Whenever I go out reading lately on the internet, posts about Hinduism seem to find me, or maybe it’s the same as the traffic light phenomenon – if you’re looking for it, you’ll probably find it. You know what I mean, like when you’re driving at night and you pass under a traffic light as it goes out, and then you notice that you pass under a lot of traffic lights as they go out, so you start to imagine that it happens to you way more than is normal, except that it’s not happening more so much as you’re paying attention more.

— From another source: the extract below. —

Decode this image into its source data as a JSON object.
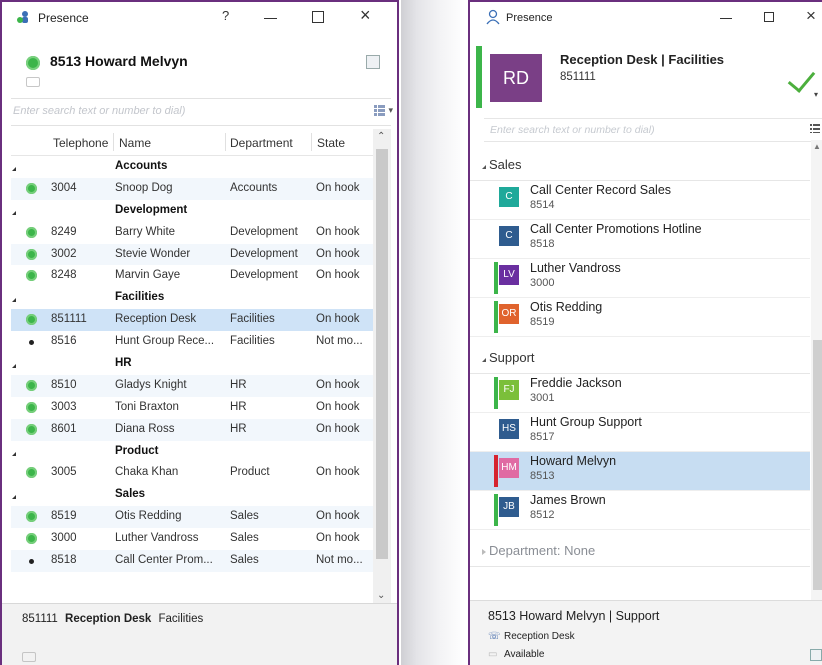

I have been reading the White Indian Housewife’s blog for a while now. She’s an Australian who married and Indian man and resides in Mumbai, and is also an excellent (professional) writer. Her blog posts are fascinating. Lately she’s been posting about a trip she’s taking with her husband to some holy sites, a sort of mini-yatra. She’s got an interesting perspective. This latest post, though, was about a temple she went to where the pandits were very forceful in asking for money from her and from the other devotees.

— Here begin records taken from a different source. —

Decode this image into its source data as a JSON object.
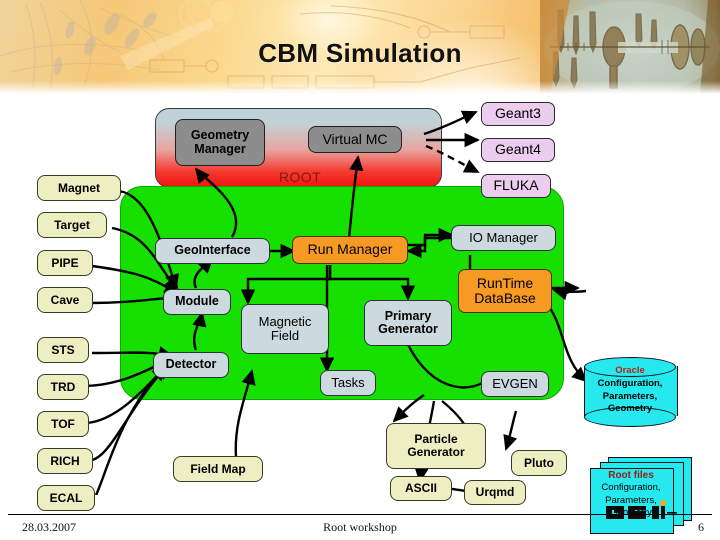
{
  "slide": {
    "title": "CBM Simulation",
    "footer": {
      "date": "28.03.2007",
      "center": "Root workshop",
      "page": "6",
      "logo": "GSI"
    }
  },
  "root_panel": {
    "label": "ROOT",
    "boxes": [
      {
        "id": "geometry-manager",
        "label": "Geometry\nManager",
        "label_line1": "Geometry",
        "label_line2": "Manager"
      },
      {
        "id": "virtual-mc",
        "label": "Virtual MC"
      }
    ]
  },
  "backends": [
    {
      "id": "geant3",
      "label": "Geant3",
      "link": "solid"
    },
    {
      "id": "geant4",
      "label": "Geant4",
      "link": "solid"
    },
    {
      "id": "fluka",
      "label": "FLUKA",
      "link": "dashed"
    }
  ],
  "detectors": [
    {
      "id": "magnet",
      "label": "Magnet"
    },
    {
      "id": "target",
      "label": "Target"
    },
    {
      "id": "pipe",
      "label": "PIPE"
    },
    {
      "id": "cave",
      "label": "Cave"
    },
    {
      "id": "sts",
      "label": "STS"
    },
    {
      "id": "trd",
      "label": "TRD"
    },
    {
      "id": "tof",
      "label": "TOF"
    },
    {
      "id": "rich",
      "label": "RICH"
    },
    {
      "id": "ecal",
      "label": "ECAL"
    }
  ],
  "framework": {
    "geo_interface": "GeoInterface",
    "module": "Module",
    "detector": "Detector",
    "run_manager": "Run Manager",
    "magnetic_field_line1": "Magnetic",
    "magnetic_field_line2": "Field",
    "tasks": "Tasks",
    "primary_generator_line1": "Primary",
    "primary_generator_line2": "Generator",
    "io_manager": "IO Manager",
    "runtime_db_line1": "RunTime",
    "runtime_db_line2": "DataBase",
    "evgen": "EVGEN"
  },
  "external": {
    "field_map": "Field Map",
    "particle_generator_line1": "Particle",
    "particle_generator_line2": "Generator",
    "ascii": "ASCII",
    "urqmd": "Urqmd",
    "pluto": "Pluto"
  },
  "storage": {
    "oracle": {
      "header": "Oracle",
      "line1": "Configuration,",
      "line2": "Parameters,",
      "line3": "Geometry"
    },
    "root_files": {
      "header": "Root files",
      "line1": "Configuration,",
      "line2": "Parameters,",
      "line3": "Geometry"
    }
  },
  "colors": {
    "green_panel": "#16e000",
    "orange_box": "#f79a23",
    "blue_box": "#ccd9de",
    "yellow_box": "#edefc3",
    "lavender_box": "#edcdef",
    "cyan_storage": "#25e9ee",
    "root_gradient_top": "#bdd2da",
    "root_gradient_bottom": "#ef1410",
    "gray_box": "#8d8d8d",
    "banner_amber": "#f6c878"
  }
}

This sort of goes back to that thought I was having about skeptics and religion, and how sometimes a healthy dose of skepticism is useful. In Sharell’s case (I would say she’s pretty good at being a skeptic when appropriate), she stood her ground. Unfortunately, it sort of tarnished her experience of the temple, because it was difficult to just focus on being there, but I think I would probably have done the same thing in her place. I don’t know, though. I haven’t lived in India, so maybe I’d have caved and paid the pandit, even if I knew I wasn’t buying blessings so much as buying an escape.
I don’t think Hinduism is the only religion to fall prey to this sort of thing. Many major holy sites have gift shops and donation plates. I’m not saying that those are always the same sort of thing as Sharell’s temple experience. Sometimes the money you pay goes to upkeep or funds for the poor or other sorts of community outreach. I know that the temples I’ve been to here in the U.S. use the donation money for those sorts of things, as does the church I attended before choosing to follow Sanatana Dharma. But what I think we need to realize as modern people (and yes, I include all of us in the world in that, because I think we all have the capability to be modern people, even if we don’t know how yet) that a trinket or an amulet or a souvenir isn’t going to solve your problems. It may give you comfort for a while, but ultimately it’s not any surer channel to the divine than exists in your own person. And it’s up to you to do what’s necessary to achieve good things in your life.
And if you start looking for good things? You’ll probably find them.